"Where," said the Count, "is our Alpinist?" Henry had not seen him that day. He was no doubt somewhere about. But Herr Gutwein smiled, and also the waiter. They knew something. There was a crying at the door. The porter, full of noisy admiration, rang the great bell as for an arrival. Gutwein disappeared. The Count followed, then came Lucia and Henry. At that moment I arrived, outwardly calm, with my clothes carefully dusted from travel-stains, all the equipment of the ascent left in the wayside châlet by the bridge. I gave an easy good-morning to the group, taking off my hat to Madame. The Count cried disdainfully that I was a slug-a-bed. Henry asked with obvious sarcasm if I had not been up the Piz Langrev. The Countess held out her hand in an uncertain way. Certainly I must have been very young, for all this gave me intense pleasure. Especially did my heart leap when I took the Countess to the window a little to the right, and, pointing with one hand upwards, put the Count's binocular into her hands. The sun of the mid-noon was shining on a black speck floating from the topmost cliff of the Piz Langrev. As she looked she flung out her hand to me, still continuing to gaze with the glass held in the other. She saw her own scarlet favour flying from the pine-branch. That cry of wonder and delight was better to me than the Victoria Cross. I was young then. It is so good to be young, and better to be in love.
CHAPTER X
THE PURPLE CHÂLET
Our life at the Kursaal Promontonio was full of change and adventure. For adventures are to the adventurous. In the morning we read quietly together, Henry and I, beginning as soon as the sun touched our balcony, and continuing three or four hours, with only such intermission as the boiling of our spirit-lamp and the making of cups of tea afforded to the steady work of the morning.
Then at breakfast-time the work of the day was over. We were ready to make the most of the long hours of sunshine which remained. Sometimes we rowed with Lucia and her brother on the lake, dreaming under the headlands and letting the boat drift among the pictured images of the mountains.
Oftener the Count and Henry would go to their shooting, or away on some of the long walks which they took in company.
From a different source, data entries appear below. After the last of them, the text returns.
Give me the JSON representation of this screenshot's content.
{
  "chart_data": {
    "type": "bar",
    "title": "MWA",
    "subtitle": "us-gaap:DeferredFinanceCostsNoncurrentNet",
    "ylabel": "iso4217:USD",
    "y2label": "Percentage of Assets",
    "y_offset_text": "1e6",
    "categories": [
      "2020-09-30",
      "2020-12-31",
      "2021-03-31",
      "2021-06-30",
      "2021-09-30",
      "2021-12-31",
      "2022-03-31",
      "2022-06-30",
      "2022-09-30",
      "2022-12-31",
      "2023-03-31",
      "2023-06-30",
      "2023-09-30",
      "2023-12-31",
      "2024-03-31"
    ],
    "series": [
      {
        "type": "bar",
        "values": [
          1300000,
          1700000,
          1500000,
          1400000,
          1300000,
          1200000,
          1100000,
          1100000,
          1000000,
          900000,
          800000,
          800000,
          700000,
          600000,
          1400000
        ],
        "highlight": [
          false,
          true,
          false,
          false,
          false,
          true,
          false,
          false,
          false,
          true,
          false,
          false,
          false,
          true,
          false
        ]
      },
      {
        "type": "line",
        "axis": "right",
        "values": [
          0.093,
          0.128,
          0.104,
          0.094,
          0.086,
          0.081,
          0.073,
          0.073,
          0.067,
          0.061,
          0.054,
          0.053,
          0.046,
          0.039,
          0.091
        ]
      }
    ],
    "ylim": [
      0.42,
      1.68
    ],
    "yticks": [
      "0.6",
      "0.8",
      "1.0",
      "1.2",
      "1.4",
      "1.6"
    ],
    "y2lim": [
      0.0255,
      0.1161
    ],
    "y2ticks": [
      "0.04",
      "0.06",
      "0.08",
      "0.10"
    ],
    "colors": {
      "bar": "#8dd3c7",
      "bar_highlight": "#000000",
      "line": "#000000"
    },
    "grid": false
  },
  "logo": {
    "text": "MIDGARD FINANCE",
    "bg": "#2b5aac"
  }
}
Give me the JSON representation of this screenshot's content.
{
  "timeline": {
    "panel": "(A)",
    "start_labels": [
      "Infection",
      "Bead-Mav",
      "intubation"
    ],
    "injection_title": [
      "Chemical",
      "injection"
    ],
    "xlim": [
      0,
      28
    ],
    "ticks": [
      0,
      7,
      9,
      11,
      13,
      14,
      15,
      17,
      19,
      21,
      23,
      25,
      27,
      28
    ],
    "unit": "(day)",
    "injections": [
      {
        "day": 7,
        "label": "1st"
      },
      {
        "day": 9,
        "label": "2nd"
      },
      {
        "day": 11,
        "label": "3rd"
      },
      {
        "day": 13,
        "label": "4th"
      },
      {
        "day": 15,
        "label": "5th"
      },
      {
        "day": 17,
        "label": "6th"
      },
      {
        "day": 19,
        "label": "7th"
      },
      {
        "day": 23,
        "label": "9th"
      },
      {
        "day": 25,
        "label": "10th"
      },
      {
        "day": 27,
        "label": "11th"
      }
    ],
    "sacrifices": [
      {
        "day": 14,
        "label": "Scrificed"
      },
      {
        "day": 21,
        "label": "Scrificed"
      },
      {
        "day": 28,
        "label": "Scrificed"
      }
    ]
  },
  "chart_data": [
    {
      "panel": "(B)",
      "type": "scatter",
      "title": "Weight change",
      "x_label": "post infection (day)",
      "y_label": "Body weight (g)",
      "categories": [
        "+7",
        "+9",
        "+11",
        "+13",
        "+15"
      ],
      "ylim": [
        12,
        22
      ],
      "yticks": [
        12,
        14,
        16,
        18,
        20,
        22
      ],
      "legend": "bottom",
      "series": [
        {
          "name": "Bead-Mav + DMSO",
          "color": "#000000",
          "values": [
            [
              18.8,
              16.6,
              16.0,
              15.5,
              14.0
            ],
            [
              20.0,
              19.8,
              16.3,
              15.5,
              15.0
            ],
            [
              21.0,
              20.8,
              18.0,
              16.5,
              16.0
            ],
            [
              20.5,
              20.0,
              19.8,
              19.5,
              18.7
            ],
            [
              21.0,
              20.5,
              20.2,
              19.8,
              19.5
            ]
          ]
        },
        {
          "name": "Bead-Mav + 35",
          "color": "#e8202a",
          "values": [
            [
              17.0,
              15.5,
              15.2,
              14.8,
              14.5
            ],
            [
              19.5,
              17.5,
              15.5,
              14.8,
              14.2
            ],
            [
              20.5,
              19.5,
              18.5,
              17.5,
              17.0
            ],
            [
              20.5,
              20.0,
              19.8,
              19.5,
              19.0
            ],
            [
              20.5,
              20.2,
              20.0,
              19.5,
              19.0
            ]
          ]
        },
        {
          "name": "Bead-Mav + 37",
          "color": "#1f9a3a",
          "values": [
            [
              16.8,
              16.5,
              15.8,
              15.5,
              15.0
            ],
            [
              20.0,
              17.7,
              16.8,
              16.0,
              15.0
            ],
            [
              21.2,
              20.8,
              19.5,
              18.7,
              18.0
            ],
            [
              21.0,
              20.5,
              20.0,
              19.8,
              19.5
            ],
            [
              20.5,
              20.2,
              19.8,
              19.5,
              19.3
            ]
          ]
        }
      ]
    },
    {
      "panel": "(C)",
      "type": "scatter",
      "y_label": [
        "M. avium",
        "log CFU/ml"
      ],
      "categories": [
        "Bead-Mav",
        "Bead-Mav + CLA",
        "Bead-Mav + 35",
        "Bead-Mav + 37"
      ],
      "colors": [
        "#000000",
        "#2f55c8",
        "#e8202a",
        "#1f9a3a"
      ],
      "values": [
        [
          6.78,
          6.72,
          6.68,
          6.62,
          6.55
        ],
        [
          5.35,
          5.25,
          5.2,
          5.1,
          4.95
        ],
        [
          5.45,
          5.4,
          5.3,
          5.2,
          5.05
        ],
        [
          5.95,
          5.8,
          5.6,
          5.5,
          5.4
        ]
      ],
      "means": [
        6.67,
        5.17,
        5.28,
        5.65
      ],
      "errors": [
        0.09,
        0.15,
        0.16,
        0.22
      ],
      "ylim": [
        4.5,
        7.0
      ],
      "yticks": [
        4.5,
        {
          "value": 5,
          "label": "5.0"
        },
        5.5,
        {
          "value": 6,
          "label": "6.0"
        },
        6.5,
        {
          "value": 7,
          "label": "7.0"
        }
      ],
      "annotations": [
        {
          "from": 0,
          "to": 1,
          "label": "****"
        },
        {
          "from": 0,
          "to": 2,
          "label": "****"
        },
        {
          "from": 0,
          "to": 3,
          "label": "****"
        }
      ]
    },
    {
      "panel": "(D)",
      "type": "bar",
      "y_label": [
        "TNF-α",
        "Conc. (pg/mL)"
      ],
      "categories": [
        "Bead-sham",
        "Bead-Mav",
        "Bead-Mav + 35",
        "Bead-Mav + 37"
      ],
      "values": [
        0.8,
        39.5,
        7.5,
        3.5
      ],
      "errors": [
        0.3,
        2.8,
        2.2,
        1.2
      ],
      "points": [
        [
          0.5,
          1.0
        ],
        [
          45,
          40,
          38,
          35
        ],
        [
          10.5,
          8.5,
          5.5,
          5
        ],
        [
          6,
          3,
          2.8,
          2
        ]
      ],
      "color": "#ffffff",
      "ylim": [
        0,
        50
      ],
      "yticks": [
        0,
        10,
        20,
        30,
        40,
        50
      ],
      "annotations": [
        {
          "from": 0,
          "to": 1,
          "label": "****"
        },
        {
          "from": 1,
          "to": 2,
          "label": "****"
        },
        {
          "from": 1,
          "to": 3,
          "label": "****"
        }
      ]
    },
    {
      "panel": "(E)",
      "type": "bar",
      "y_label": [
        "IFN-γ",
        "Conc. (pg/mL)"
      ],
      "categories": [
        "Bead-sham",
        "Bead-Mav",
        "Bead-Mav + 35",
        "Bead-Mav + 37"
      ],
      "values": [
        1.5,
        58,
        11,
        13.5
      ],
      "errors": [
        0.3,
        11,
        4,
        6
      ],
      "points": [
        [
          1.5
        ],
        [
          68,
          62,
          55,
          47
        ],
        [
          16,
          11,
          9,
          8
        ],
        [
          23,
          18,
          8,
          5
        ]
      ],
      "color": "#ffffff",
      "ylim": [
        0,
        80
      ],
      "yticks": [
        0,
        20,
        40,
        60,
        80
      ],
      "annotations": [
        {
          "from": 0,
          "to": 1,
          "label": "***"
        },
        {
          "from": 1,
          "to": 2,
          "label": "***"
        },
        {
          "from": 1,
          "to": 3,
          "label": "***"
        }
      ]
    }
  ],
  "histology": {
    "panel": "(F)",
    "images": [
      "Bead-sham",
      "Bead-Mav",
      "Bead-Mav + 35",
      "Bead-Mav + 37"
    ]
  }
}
One evening it happened that M. Bourget, the architect of the hotel, a bright young Belgian, was at dinner with us, and the conversation turned upon the illiberal policy of the new Belgian Government. Most of the guests at table were landowners and extreme reactionaries. The conversation took that insufferably brutal tone of repression at all hazards which is the first thought of the governing classes of a despotic country, when alarmed by the spread of liberal opinions.
I could see that both the Count and Lucia put a strong restraint upon themselves, for I knew that their sympathies were with the oppressed of their own nation. But the excitement of M. Bourget was painful to see. He could speak but little English (for out of compliment to us the Count and the others were speaking English); and though on several occasions he attempted to tell the company that matters in his country were not as they were being represented, he had not sufficient words to express his meaning, and so subsided into a dogged silence.
My own acquaintance with the political movements in Europe was not sufficient to enable me to claim any special knowledge; but I knew the facts of the Belgian dispute well enough, and I made a point of putting them clearly before the company. As I did so, I saw the Count lean towards me, his face whiter than usual and his eyes dark and intense. The Countess, too, listened very intently; but the architect could not keep his seat.
As soon as I had finished he rose, and, coming round to where I sat, offered me his hand.